God bless every good Christian by Noel Pratt (Washington, D.C., and better places) 5 Stars
September 30, 2009
--and every good Christian needs to see MASQUE. Given enough cognac, even Poe would be happy with this film. It's such a sublimely tolerable delight -- the moral and the decadent done up in garish splendor and good humor (although if you give in to the humor while watching, how DARE you!). Surely Vincent Price is one of the ten best actors ever. Director, Corman; screenwriters -- names I've forgotten. One of the best lines of the movie? "I have survived my own sacrifice" (to Belial, of course). One of the few horror movies from this or any period that doesn't find you asking the age-old question, "When's the monster gonna come?!" And such blessedly sweet innocence in the redheaded Francesca. Truly a cathartic carnal carnival.

The Premature Burial (1962) - Well Done! by Keith Mirenberg (www.spaceanimations.org) 4 Stars
July 11, 2009
The Premature Burial (1962) was a well done four star Roger Corman production that I first saw in 1962 in New York. This film was another predictably good Roger Corman production with grand sets, costumes, story and acting. After rewatching all three of Roger Corman's Poe films for 1960 through 1962 I started asking myself how many times can you make a film about premature burial? If you think about it, the theme of Corman's first three Poe films all involved a creepy setting with crypts, an unwanted guest, and premature burial of one kind or another. I don't agree that the Masque of the Red Death was one of Corman's best films but it was a nice change from the overused theme of premature burial. I missed the Masque when it first came out in 1964 but was lucky enough to have a friend who was a film editor bring it to my home on 16 mm in 1971 for a private showing. It was definitely good, as far as this reviewer was concerned, very different and nicely done.

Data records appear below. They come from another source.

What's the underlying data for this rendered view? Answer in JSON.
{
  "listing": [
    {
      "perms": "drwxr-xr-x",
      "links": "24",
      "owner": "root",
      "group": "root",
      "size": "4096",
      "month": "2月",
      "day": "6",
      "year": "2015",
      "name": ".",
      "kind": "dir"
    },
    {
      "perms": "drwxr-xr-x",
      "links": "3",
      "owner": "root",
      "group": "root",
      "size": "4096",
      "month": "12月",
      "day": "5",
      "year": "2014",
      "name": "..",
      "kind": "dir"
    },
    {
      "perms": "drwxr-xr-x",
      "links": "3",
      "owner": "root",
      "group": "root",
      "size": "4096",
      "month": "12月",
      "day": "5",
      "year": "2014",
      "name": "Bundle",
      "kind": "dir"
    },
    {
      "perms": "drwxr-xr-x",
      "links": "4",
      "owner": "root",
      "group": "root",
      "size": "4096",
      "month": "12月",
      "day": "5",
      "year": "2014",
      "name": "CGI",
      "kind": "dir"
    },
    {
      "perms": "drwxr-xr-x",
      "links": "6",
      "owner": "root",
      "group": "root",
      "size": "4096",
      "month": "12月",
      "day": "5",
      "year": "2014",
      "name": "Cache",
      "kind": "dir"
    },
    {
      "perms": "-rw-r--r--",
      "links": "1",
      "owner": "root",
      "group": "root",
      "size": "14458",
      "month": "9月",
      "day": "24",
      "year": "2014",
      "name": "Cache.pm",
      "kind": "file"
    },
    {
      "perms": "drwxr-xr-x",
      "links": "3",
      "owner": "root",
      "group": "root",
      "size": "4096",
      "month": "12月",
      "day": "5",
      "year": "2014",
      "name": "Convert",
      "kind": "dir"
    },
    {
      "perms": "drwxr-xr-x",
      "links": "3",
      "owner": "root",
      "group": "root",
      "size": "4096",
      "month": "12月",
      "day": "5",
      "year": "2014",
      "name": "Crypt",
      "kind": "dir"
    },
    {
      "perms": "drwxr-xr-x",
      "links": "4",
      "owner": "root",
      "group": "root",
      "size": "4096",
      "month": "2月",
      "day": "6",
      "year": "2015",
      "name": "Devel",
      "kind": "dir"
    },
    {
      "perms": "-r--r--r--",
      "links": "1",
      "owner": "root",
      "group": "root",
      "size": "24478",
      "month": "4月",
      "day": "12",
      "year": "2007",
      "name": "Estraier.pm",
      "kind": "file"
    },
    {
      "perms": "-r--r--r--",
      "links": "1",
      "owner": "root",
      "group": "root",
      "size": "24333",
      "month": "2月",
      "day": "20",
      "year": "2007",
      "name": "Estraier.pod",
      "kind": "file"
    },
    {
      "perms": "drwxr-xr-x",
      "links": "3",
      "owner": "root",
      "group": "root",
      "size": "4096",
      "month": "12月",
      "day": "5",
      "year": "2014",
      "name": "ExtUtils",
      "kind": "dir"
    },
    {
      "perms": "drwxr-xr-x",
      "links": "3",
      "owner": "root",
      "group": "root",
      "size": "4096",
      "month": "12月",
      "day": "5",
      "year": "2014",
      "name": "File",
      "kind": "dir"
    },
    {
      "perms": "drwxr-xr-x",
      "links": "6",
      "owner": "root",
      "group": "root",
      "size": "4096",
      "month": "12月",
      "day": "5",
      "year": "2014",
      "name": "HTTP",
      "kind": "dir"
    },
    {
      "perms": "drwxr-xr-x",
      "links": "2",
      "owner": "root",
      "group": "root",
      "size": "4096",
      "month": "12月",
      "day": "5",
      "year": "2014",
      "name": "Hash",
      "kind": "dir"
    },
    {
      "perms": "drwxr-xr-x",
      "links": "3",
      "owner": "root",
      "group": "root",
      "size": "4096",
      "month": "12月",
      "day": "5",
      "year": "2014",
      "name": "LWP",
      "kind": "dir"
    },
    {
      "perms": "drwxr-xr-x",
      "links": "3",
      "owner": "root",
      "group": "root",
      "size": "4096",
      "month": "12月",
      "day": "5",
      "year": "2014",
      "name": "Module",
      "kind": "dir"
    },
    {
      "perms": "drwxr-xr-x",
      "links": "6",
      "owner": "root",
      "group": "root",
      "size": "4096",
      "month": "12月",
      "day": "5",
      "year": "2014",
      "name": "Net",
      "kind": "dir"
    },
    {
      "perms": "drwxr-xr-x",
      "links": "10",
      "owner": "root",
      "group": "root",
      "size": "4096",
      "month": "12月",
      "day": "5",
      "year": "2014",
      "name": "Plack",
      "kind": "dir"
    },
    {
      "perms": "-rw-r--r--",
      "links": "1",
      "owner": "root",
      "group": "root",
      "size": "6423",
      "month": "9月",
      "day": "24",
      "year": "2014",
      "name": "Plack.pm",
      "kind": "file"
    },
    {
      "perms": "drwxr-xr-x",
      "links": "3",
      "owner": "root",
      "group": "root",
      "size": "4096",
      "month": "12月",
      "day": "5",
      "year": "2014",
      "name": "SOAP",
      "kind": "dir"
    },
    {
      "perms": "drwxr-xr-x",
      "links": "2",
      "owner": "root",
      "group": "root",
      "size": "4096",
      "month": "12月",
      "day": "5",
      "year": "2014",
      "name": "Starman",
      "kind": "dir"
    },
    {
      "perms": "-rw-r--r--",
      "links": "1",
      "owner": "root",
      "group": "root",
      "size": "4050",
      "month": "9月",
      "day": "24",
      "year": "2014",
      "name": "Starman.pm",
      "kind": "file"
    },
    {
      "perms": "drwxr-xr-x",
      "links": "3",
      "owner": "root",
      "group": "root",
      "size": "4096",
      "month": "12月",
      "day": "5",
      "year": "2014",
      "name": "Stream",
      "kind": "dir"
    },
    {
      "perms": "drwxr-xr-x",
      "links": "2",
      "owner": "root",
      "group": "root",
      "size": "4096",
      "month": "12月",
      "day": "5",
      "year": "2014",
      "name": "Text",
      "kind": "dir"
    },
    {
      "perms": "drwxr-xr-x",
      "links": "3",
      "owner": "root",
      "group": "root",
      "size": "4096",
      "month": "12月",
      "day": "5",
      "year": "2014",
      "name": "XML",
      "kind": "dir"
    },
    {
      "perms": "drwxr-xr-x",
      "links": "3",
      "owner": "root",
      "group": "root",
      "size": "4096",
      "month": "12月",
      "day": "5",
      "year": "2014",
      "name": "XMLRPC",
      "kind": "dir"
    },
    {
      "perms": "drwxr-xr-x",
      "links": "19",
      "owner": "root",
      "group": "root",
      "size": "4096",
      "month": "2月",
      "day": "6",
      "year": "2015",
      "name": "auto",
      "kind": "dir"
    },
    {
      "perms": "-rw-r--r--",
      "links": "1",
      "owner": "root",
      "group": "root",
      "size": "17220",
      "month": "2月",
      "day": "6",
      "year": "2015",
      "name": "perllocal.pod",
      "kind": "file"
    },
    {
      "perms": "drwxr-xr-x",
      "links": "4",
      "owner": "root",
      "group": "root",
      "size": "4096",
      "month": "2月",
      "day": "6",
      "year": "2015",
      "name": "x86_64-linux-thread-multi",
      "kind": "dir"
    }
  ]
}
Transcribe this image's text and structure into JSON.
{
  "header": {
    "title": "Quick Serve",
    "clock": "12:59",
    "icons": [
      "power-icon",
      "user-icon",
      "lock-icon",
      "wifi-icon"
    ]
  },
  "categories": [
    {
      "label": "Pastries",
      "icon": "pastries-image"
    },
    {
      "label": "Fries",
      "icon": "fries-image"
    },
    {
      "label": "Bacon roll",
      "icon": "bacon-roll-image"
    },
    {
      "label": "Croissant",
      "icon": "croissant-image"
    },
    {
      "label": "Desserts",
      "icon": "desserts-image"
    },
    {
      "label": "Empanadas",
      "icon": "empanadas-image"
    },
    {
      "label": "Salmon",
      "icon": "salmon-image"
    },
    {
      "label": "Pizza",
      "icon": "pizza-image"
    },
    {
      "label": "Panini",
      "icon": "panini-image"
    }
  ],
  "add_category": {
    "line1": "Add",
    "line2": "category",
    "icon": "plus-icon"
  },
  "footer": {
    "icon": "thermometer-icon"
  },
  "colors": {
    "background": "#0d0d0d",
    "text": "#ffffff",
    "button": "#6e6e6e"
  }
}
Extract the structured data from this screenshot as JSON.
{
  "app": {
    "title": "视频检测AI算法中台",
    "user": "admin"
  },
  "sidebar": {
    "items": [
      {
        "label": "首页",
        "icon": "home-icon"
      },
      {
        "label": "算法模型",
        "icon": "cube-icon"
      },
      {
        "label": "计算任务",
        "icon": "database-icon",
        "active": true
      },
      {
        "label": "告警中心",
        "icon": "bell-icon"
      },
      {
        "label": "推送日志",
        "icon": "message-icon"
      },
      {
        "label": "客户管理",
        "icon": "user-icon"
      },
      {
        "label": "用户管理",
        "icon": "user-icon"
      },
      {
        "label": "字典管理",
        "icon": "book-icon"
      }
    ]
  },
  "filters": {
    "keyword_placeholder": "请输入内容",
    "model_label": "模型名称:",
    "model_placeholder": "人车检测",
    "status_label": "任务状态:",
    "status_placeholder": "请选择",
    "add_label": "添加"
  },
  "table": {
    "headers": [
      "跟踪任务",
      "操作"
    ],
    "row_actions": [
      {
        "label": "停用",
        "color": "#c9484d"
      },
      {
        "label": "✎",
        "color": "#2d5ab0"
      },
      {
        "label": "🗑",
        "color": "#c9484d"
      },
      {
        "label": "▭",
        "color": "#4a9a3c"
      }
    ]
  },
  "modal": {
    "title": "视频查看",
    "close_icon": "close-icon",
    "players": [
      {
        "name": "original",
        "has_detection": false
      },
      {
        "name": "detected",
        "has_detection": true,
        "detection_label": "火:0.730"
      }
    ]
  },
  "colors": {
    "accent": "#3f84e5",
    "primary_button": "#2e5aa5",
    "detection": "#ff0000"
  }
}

Roger Corman's best by Cinsearae R. Santiago (Philadelphia, PA) 5 Stars
June 23, 2009
Price and Corman were a wonderful working duo. And Corman's love for Poe's work shows. The Masque of The Red Death I think is one of Corman's best works, and is very artistic. Although I missed seeing Price in The Premature Burial, I was still enraptured with Milland's doomed character Guy, and worked very well in the role. An excellent gothic horror movie double feature worth seeing!